Integration of public art, water and a mix of materials reinforce the narrative of the cycle of healing, reflecting the Gadigal people’s approach to healing through the engagement of all the human senses. Arcadia successfully reimagined the landscape character in a contemporary setting.”
“Dillwynia Correctional Centre Expansion demonstrates the value of outdoor spaces in therapy and rehabilitation. It integrates green outdoor spaces into everyday experiences through quality design. Requirements for security are expertly integrated into familiar and friendly spaces that also providing for social or solitary experiences.
This is a well-appointed campus, with opportunities for recreation in a place that will, over time, become a comfortable and well-loved space.”
“Max Ruddock Reserve Playground demonstrates how a small project with a modest budget can still deliver big. It overcame conventional budget, maintenance and life cycle constraints to create a place for engaging and robust local play.
The project further pushes the boundaries of typical local play offerings by including social and nature play spaces and the use of non-proprietary play items, local endemic species, durable recycled materials and placement within the existing shade canopy of mature trees.”
“The play space at Summerland Farm fits seamlessly into the broader landscape context of the Park and its regional setting. The play space uses exquisite materials and detailing, and focuses on non-prescriptive imagination-based play, leaving visitors with a very special experience.

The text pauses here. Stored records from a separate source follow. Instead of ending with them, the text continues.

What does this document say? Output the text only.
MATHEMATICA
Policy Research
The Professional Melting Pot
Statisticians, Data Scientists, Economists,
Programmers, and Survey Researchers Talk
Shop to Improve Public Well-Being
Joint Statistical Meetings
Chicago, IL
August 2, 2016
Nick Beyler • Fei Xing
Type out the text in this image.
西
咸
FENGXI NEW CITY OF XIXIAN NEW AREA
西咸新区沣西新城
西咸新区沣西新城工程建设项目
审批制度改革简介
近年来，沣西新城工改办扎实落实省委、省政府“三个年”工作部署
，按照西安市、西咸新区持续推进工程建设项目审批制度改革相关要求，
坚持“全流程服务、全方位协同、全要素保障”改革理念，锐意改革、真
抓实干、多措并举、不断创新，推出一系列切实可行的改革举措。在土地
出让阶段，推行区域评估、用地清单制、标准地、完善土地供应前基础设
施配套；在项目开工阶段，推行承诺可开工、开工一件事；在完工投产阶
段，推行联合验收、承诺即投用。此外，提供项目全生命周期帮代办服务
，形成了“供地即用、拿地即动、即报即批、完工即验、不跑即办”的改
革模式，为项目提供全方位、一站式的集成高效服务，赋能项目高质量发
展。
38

Play elements are woven around canopy trees, adding to the mystique and beauty of the play experience while providing shade and a connection to nature.”
“Putney Hill Development exemplifies how the thorough integration of landscape throughout a development can provide lasting positive impacts on the environment, the city, neighbourhood and residents. It is also an example of how feedback during the approval period for a development can produce positive changes that endear the development to the surrounding community.
The design includes a diversity of beautiful landscape settings that integrate into all aspects of residents’ life.”
“St Leonards Park achieves a thoughtful, restrained response to this layered site, creating a place for celebration and remembrance. It carefully address conflicts, balances competing demands and protects the park’s unique features.
Community feedback highlighted critical details about the site and its use, ensure the design responds appropriately within the master plan. Set in a heritage context, the outcome is a refined and legible contemporary park.”
“The privately commissioned Phoenix Gallery provides an interwoven building and landscape dedicated to art, performance, nature and culture. This incredible piece of work demonstrated confidence of design that successfully fused elements of façade and courtyard to mutually deliver a dynamic art space and an intimate respite for one or few.
The work displays a maturity by combining drama through form, texture and lighting choices, while restraint of the material/species palette engenders a calm and tranquil elegance. A beautiful example of where landscape and architecture are seamlessly interlaced, where it is impossible to identify where one ends and the other begins.”
“The Nan Tien Institute Education & Cultural Centre demonstrates landscape architectural thinking and creative design through the cultural lens and heritage of a building and its purposes. Unique and innovative design features include the path of approach containing 108 joints, symbolising the 108 volumes of the collected teachings of Buddha.
These elements in conjunction with the natural green environment around provide a positive educational, cultural and learning experience and an example designing in tune with a site’s cultural and historical significance.”